The intervention of the working class in the movement is also another question mark, because definitely in some of the provinces where mass protests were organized they contained a majority of workers. But we still haven’t seen an independent movement by those workers. Except in very few cases. For example I received a report about a textile mill owned by a company called Ghazl Meit Ghamr in Daqahliya, which is a province in the Nile Delta. The workers there have kicked out the CEO, they have occupied the factory and are self-managing it. This type of action has also been repeated in a printing house south of Cairo called Dar El-Ta’awon. There as well the workers have kicked out the CEO and are self managing the company. There are two other cases in Suez, where the clashes were the worst with the security forces during the uprising. The death toll is very high in Suez, we don’t actually know the real death toll until now.
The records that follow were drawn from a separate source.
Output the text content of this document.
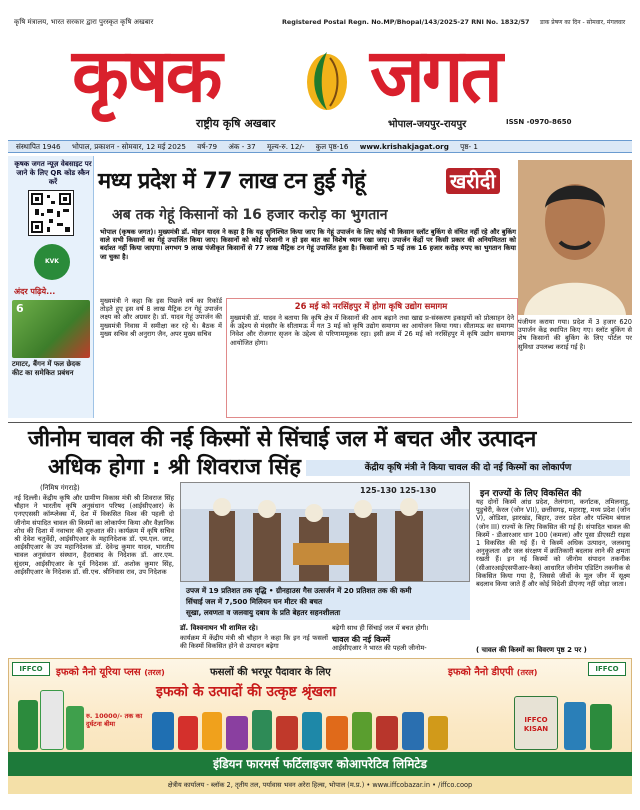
कृषि मंत्रालय, भारत सरकार द्वारा पुरस्कृत कृषि अखबार	Registered Postal Regn. No.MP/Bhopal/143/2025-27 RNI No. 1832/57 डाक प्रेषण का दिन - सोमवार, मंगलवार
कृषक जगत
राष्ट्रीय कृषि अखबार	भोपाल-जयपुर-रायपुर	ISSN -0970-8650
संस्थापित 1946 भोपाल, प्रकाशन - सोमवार, 12 मई 2025 वर्ष-79 अंक - 37 मूल्य-रु. 12/- कुल पृष्ठ-16 www.krishakjagat.org पृष्ठ- 1
कृषक जगत न्यूज़ वेबसाइट पर जाने के लिए QR कोड स्कैन करें
KVK
अंदर पढ़िये...
6
टमाटर, बैंगन में फल छेदक कीट का समेकित प्रबंधन
मध्य प्रदेश में 77 लाख टन हुई गेहूं	खरीदी
अब तक गेहूं किसानों को 16 हजार करोड़ का भुगतान
भोपाल (कृषक जगत)। मुख्यमंत्री डॉ. मोहन यादव ने कहा है कि यह सुनिश्चित किया जाए कि गेहूं उपार्जन के लिए कोई भी किसान स्लॉट बुकिंग से वंचित नहीं रहे और बुकिंग वाले सभी किसानों का गेहूं उपार्जित किया जाए। किसानों को कोई परेशानी न हो इस बात का विशेष ध्यान रखा जाए। उपार्जन केंद्रों पर किसी प्रकार की अनियमितता को बर्दाश्त नहीं किया जाएगा। लगभग 9 लाख पंजीकृत किसानों से 77 लाख मैट्रिक टन गेहूं उपार्जित हुआ है। किसानों को 5 मई तक 16 हजार करोड़ रुपए का भुगतान किया जा चुका है।
मुख्यमंत्री ने कहा कि इस पिछले वर्ष का रिकॉर्ड तोड़ते हुए इस वर्ष 8 लाख मैट्रिक टन गेहूं उपार्जन लक्ष्य को और अग्रसर है। डॉ. यादव गेहूं उपार्जन की मुख्यमंत्री निवास में समीक्षा कर रहे थे। बैठक में मुख्य सचिव श्री अनुराग जैन, अपर मुख्य सचिव
26 मई को नरसिंहपुर में होगा कृषि उद्योग समागम
मुख्यमंत्री डॉ. यादव ने बताया कि कृषि क्षेत्र में किसानों की आय बढ़ाने तथा खाद्य प्र-संस्करण इकाइयों को प्रोत्साहन देने के उद्देश्य से मंदसौर के सीतामऊ में गत 3 मई को कृषि उद्योग समागम का आयोजन किया गया। सीतामऊ का समागम निवेश और रोजगार सृजन के उद्देश्य से परिणाममूलक रहा। इसी क्रम में 26 मई को नरसिंहपुर में कृषि उद्योग समागम आयोजित होगा।
पंजीयन कराया गया। प्रदेश में 3 हजार 620 उपार्जन केंद्र स्थापित किए गए। स्लॉट बुकिंग से शेष किसानों की बुकिंग के लिए पोर्टल पर सुविधा उपलब्ध कराई गई है।
जीनोम चावल की नई किस्मों से सिंचाई जल में बचत और उत्पादन
अधिक होगा : श्री शिवराज सिंह	केंद्रीय कृषि मंत्री ने किया चावल की दो नई किस्मों का लोकार्पण
(निमिष गंगराड़े)
नई दिल्ली। केंद्रीय कृषि और ग्रामीण विकास मंत्री श्री शिवराज सिंह चौहान ने भारतीय कृषि अनुसंधान परिषद (आईसीएआर) के एनएएससी कॉम्प्लेक्स में, देश में विकसित विश्व की पहली दो जीनोम संपादित चावल की किस्मों का लोकार्पण किया और वैज्ञानिक शोध की दिशा में नवाचार की शुरुआत की। कार्यक्रम में कृषि सचिव श्री देवेश चतुर्वेदी, आईसीएआर के महानिदेशक डॉ. एम.एल. जाट, आईसीएआर के उप महानिदेशक डॉ. देवेन्द्र कुमार यादव, भारतीय चावल अनुसंधान संस्थान, हैदराबाद के निदेशक डॉ. आर.एम. सुंदरम, आईसीएआर के पूर्व निदेशक डॉ. अशोक कुमार सिंह, आईसीएआर के निदेशक डॉ. सी.एच. श्रीनिवास राव, उप निदेशक
125-130 125-130
उपज में 19 प्रतिशत तक वृद्धि • ग्रीनहाउस गैस उत्सर्जन में 20 प्रतिशत तक की कमी
सिंचाई जल में 7,500 मिलियन घन मीटर की बचत
सूखा, लवणता व जलवायु दबाव के प्रति बेहतर सहनशीलता
इन राज्यों के लिए विकसित की
यह दोनों किस्में आंध्र प्रदेश, तेलंगाना, कर्नाटक, तमिलनाडु, पुडुचेरी, केरल (जोन VII), छत्तीसगढ़, महाराष्ट्र, मध्य प्रदेश (जोन V), ओडिशा, झारखंड, बिहार, उत्तर प्रदेश और पश्चिम बंगाल (जोन III) राज्यों के लिए विकसित की गई हैं। संपादित चावल की किस्में - डीआरआर धान 100 (कमला) और पूसा डीएसटी राइस 1 विकसित की गई हैं। ये किस्में अधिक उत्पादन, जलवायु अनुकूलता और जल संरक्षण में क्रांतिकारी बदलाव लाने की क्षमता रखती हैं। इन नई किस्मों को जीनोम संपादन तकनीक (सीआरआईएसपीआर-कैस) आधारित जीनोम एडिटिंग तकनीक से विकसित किया गया है, जिससे जीवों के मूल जीन में सूक्ष्म बदलाव किया जाते हैं और कोई विदेशी डीएनए नहीं जोड़ा जाता।
डॉ. विश्वनाथन भी शामिल रहे।
कार्यक्रम में केंद्रीय मंत्री श्री चौहान ने कहा कि इन नई फसलों की किस्मों विकसित होने से उत्पादन बढ़ेगा
बढ़ेगी साथ ही सिंचाई जल में बचत होगी।
चावल की नई किस्में
आईसीएआर ने भारत की पहली जीनोम-	( चावल की किस्मों का विवरण पृष्ठ 2 पर )
IFFCO	इफको नैनो यूरिया प्लस (तरल)	फसलों की भरपूर पैदावार के लिए	इफको नैनो डीएपी (तरल)	IFFCO
इफको के उत्पादों की उत्कृष्ट श्रृंखला
रु. 10000/- तक का दुर्घटना बीमा	IFFCO KISAN
इंडियन फारमर्स फर्टिलाइजर कोआपरेटिव लिमिटेड
क्षेत्रीय कार्यालय - ब्लॉक 2, तृतीय तल, पर्यावास भवन अरेरा हिल्स, भोपाल (म.प्र.) • www.iffcobazar.in • /iffco.coop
In two factories there, the Suez Steel Mill and the Suez Fertilizer Factory, workers have declared an open-ended strike until the regime falls. Other than that we have not seen, at least to my knowledge, independent working class action.

Meanwhile the Muslim Brotherhood has entered centre stage by opening itself to negotiations with the regime, as well as rejecting publicly the Iranian regime’s in attempt to paint the Egyptian revolt as “Islamic”:

The MB regards the revolution as the Egyptian People’s Revolution not an Islamic Revolution” said a statement published on the Muslim Brotherhood’s official website just hours after Khamenei’s remarks on Friday, while “asserting that the Egyptian People’s Revolution includes Muslims, Christians, from all sects and political.